Chinese economic growth continued at a 9.5% y-o-y rate during the second quarter of this year. This was an increase from the 9.4% rate of the first quarter. Imports slowed down, and exports continued at the same rate. The staple behind the growth was fixed asset investment which increased 25.4% to 3.29 trillion yuan in the first half after climbing 22.8% in the first quarter. Growth in real-estate investment slowed to 23.5% in the first half from a 26.7% pace in the first quarter. In fact gross fixed asset investment was running at the unsustainable rate of 49% of GDP in the first quarter.
Why is this acceleration, contrary to expectations, taking place? Well Denise Yam and Andy Xie(both Morgan Stanley) suggest that:
"Strong opposition from interest groups (local governments, financial institutions, business sectors) held policymakers back from sufficient macro tightening to tame the investment-driven cycle in China. The objectives of social, economic and political stability leave the government with the arduous task balancing interests among economic sectors, geographical regions and between short- and long-term considerations. Strong growth is often preferred as job creation is seen as a powerful input to social stability."

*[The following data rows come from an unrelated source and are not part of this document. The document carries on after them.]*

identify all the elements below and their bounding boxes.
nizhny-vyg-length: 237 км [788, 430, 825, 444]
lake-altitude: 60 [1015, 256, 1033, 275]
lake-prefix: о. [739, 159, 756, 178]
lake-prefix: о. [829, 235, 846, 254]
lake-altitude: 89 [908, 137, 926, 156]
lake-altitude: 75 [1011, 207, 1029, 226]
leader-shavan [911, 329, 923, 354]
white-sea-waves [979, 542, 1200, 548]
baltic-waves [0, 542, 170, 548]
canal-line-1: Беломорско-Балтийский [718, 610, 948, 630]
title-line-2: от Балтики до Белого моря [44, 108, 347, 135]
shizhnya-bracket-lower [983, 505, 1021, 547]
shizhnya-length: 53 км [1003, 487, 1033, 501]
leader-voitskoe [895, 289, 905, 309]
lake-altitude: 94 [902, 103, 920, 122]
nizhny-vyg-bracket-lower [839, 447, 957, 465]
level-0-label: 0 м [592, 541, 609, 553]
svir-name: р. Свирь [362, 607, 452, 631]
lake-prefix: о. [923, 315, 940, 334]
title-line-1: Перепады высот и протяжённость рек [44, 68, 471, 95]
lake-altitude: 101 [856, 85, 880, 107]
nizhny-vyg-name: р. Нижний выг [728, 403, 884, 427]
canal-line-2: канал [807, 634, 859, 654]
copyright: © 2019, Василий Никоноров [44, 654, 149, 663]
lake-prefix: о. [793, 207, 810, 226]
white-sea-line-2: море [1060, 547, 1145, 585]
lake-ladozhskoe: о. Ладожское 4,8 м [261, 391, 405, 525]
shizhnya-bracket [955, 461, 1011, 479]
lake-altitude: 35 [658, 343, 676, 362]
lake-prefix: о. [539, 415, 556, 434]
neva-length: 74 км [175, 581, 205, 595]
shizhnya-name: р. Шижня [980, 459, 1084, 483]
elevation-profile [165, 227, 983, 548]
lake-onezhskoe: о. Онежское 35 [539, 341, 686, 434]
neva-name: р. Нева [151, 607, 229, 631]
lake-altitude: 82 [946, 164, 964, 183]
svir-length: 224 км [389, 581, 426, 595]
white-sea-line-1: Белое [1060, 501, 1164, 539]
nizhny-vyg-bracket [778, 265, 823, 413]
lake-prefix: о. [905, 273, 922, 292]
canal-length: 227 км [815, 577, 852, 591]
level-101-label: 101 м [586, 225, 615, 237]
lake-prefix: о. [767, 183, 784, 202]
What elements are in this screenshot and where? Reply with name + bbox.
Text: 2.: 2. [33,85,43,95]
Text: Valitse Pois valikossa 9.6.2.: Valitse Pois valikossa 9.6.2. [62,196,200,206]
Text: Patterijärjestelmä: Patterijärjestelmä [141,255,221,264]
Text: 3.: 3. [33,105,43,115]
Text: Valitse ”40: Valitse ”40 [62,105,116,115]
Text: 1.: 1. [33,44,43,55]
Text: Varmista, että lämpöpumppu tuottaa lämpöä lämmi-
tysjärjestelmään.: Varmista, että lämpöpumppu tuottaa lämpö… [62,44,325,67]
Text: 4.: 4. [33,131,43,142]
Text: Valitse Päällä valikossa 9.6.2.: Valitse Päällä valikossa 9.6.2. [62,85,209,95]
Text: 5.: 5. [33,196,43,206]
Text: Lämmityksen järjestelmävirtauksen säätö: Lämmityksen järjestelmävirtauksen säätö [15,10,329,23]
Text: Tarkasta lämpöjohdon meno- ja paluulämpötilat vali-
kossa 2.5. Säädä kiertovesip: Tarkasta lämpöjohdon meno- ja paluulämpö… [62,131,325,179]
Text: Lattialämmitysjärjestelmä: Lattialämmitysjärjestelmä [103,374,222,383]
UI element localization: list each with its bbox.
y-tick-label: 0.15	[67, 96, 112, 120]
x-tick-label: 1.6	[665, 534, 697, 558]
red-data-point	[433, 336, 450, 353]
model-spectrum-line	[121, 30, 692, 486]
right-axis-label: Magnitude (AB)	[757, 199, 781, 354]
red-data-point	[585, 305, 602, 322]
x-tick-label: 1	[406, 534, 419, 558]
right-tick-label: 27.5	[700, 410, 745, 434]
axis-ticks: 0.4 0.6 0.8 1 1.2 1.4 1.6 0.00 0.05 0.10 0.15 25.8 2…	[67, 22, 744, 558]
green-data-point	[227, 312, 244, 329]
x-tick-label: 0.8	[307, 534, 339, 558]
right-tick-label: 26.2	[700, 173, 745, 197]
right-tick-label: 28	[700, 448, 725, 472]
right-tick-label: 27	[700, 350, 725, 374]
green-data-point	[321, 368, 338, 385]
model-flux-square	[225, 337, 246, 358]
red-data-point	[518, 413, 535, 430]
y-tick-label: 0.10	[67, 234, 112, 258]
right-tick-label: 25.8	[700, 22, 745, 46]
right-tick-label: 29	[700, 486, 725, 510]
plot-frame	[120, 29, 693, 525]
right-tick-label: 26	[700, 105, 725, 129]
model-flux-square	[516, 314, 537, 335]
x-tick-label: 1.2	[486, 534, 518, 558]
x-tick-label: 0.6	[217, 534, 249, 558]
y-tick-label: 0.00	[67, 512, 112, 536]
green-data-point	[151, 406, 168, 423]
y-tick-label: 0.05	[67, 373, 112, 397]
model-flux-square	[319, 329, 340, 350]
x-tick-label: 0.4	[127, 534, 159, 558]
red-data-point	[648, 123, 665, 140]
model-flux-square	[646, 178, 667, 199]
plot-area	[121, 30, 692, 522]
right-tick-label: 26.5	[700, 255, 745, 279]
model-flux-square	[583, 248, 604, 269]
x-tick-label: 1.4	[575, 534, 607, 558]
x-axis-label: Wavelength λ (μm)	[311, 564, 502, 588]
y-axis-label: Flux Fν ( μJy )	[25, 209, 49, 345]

They believe however that the investment-driven cycle will come under the pressure of its own weight - overcapacity, unfavorable pricing, reduced cash flow and shrinking margins and that "deteriorating profitability and corporate cash flow are set to force a slowdown in capex, bringing down the unsustainably strong economic growth". In this latter context this may be relevant:
A senior Chinese central bank official has said that commercial lenders should ensure that funds continued to flow to healthy companies amid signs of an easing of the country’s tight credit policies.....“Commercial banks should ensure lending of working capital to enterprises that are able to secure considerable market share, make money and create jobs,” said Zhang Xiaohui, the head of the monetary policy department of the People’s Bank of China, in an interview with the China Securities Journal.
This may well indicate that the corporate cash flow problem Xie so fears may be arriving.
Amazingly consumer inflation was only running at a 1.6% YoY in June, which with all the excesses of growth must mean underlying deflationary forces are strong. As Xie and Yam indicate in real terms retail demand grew by only 12% YoY, similar to the pace in 1Q05, and faster than that in 2004 (10%), and a reducing portion of GDP when you look at the fixed investment numbers in comparison.